Who pays the excesses of obesity?
Who pays the excesses of obesity?
Some 2,000 million adults are overweight or obese in the world, a figure that is increasing at an unprecedented rate and already evidences a public health crisis of global dimensions, according to the World Federation of Obesity
“Obesity affects millions of people, even more than those without food. It may be the main public health problem, but it receives very little attention and funds, ”said Tim Lobstein, director of Policies of the World Federation of Obesity, which brings together more than fifty associations dedicated to the study and treatment of this problem.
The latest UN estimates speak of 672 million obese adults in 2016, 13% of the world’s population that, like other overweight people, has an abnormal accumulation of fat.
Excess body mass accounts for about 4 million deaths annually, while only obesity costs 2.8% of the world’s Gross Domestic Product (GDP), according to the specialized commission of The Lancet, which warns that malnutrition in all its Forms is the biggest cause of diseases and premature deaths in the world.
Both overweight and obesity are considered risk factors for numerous chronic diseases, such as cardiovascular, diabetes or cancer.
Its prevalence has grown rapidly in the last decade, a trend that does not save low and middle-income countries, even in Africa and Asia, with the lowest rates of obesity.
Lobstein stressed that the increase is greater in places such as the small islands of the Pacific and the Caribbean, or some Gulf countries, “possibly because they are importing many foods and with the rules of the World Trade Organization it is very difficult to prevent the entry of food garbage”.
The transition to an unhealthy diet, influenced by economic development, urbanization, sedentary lifestyle and access to cheap products of poor quality, also occurs in countries such as those that have traditionally followed the Mediterranean diet.

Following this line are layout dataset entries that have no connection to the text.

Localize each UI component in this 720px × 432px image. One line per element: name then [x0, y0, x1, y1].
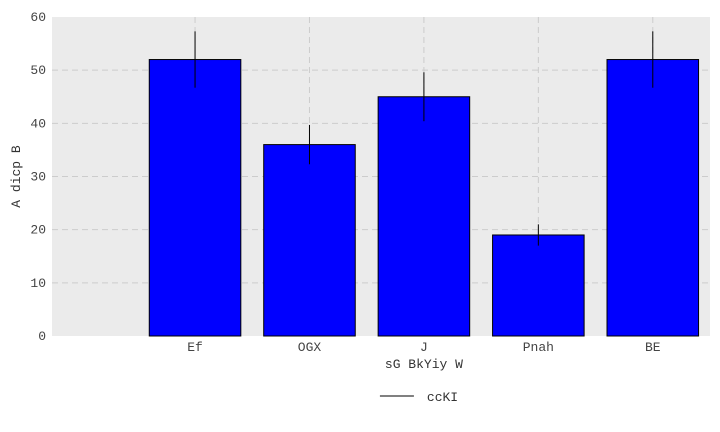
legend-label: ccKI	[427, 390, 458, 405]
legend: ccKI	[379, 390, 458, 405]
bar-Ef	[148, 59, 242, 337]
x-tick-labels: Ef OGX J Pnah BE	[187, 340, 661, 355]
y-tick-label: 50	[30, 63, 46, 78]
x-tick-label: Ef	[187, 340, 203, 355]
bar-BE	[606, 59, 700, 337]
y-tick-label: 20	[30, 223, 46, 238]
x-axis-label: sG BkYiy W	[385, 357, 463, 372]
y-tick-label: 0	[38, 329, 46, 344]
x-tick-label: OGX	[298, 340, 322, 355]
x-tick-label: BE	[645, 340, 661, 355]
y-tick-label: 40	[30, 116, 46, 131]
bar-Pnah	[492, 234, 585, 337]
y-axis-label: A dicp B	[9, 145, 24, 208]
y-tick-labels: 0 10 20 30 40 50 60	[30, 10, 46, 344]
y-tick-label: 60	[30, 10, 46, 25]
bar-J	[377, 96, 471, 337]
error-bars	[194, 31, 654, 246]
bars	[148, 59, 700, 337]
y-tick-label: 10	[30, 276, 46, 291]
bar-OGX	[263, 144, 356, 337]
x-tick-label: J	[420, 340, 428, 355]
x-tick-label: Pnah	[523, 340, 554, 355]
y-tick-label: 30	[30, 170, 46, 185]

“If you see what children eat in the poor homes of Italy, you will see that they bite a lot between meals and probably in front of the television,” warns the head of the federation, who at a symposium in Rome criticized “the interest of the food industry for maintaining obesity ”, especially that of the little ones.
He explained that in the last two decades the average weight of people in countries such as the United Kingdom or the United States has grown 10 kilograms, an “investment” from the business point of view, since “to maintain body temperature and move you need to eat 15% more calories. ”
Faced with the prejudices of those who see obese people as “irresponsible, vague or impolite,” Lobstein says that there are more and more patient and family organizations that are beginning to talk about a clear social problem.
“The important thing is not to focus on individuals, but on the policies and environments in which we make our choices,” says the expert, who urges to increase and restrict the promotion of unhealthy products, cheaper those that are.
And he sends a message to the industry: “You have to start making the changes that society needs, stop fighting every public health measure or resist while continuing to promote products high in salt, fat or sugar.”
Different specialists participating in the symposium agreed that it is not about trusting the system, but about achieving good governance in which markets adapt to laws and civil society actively participates.
New York University professor Marion Nestle denounced that the food giants, guided by economic performance, have imitated the tobacco industry manual “doubting science, appealing to personal responsibility, calling for self-regulation of sector, financing friendly studies with them and pressing in public ”.
To counteract, this expert echoed calls to end subsidies and outsource costs that benefit large companies, and to strengthen accountability and freedom of information in favor of more sustainable systems.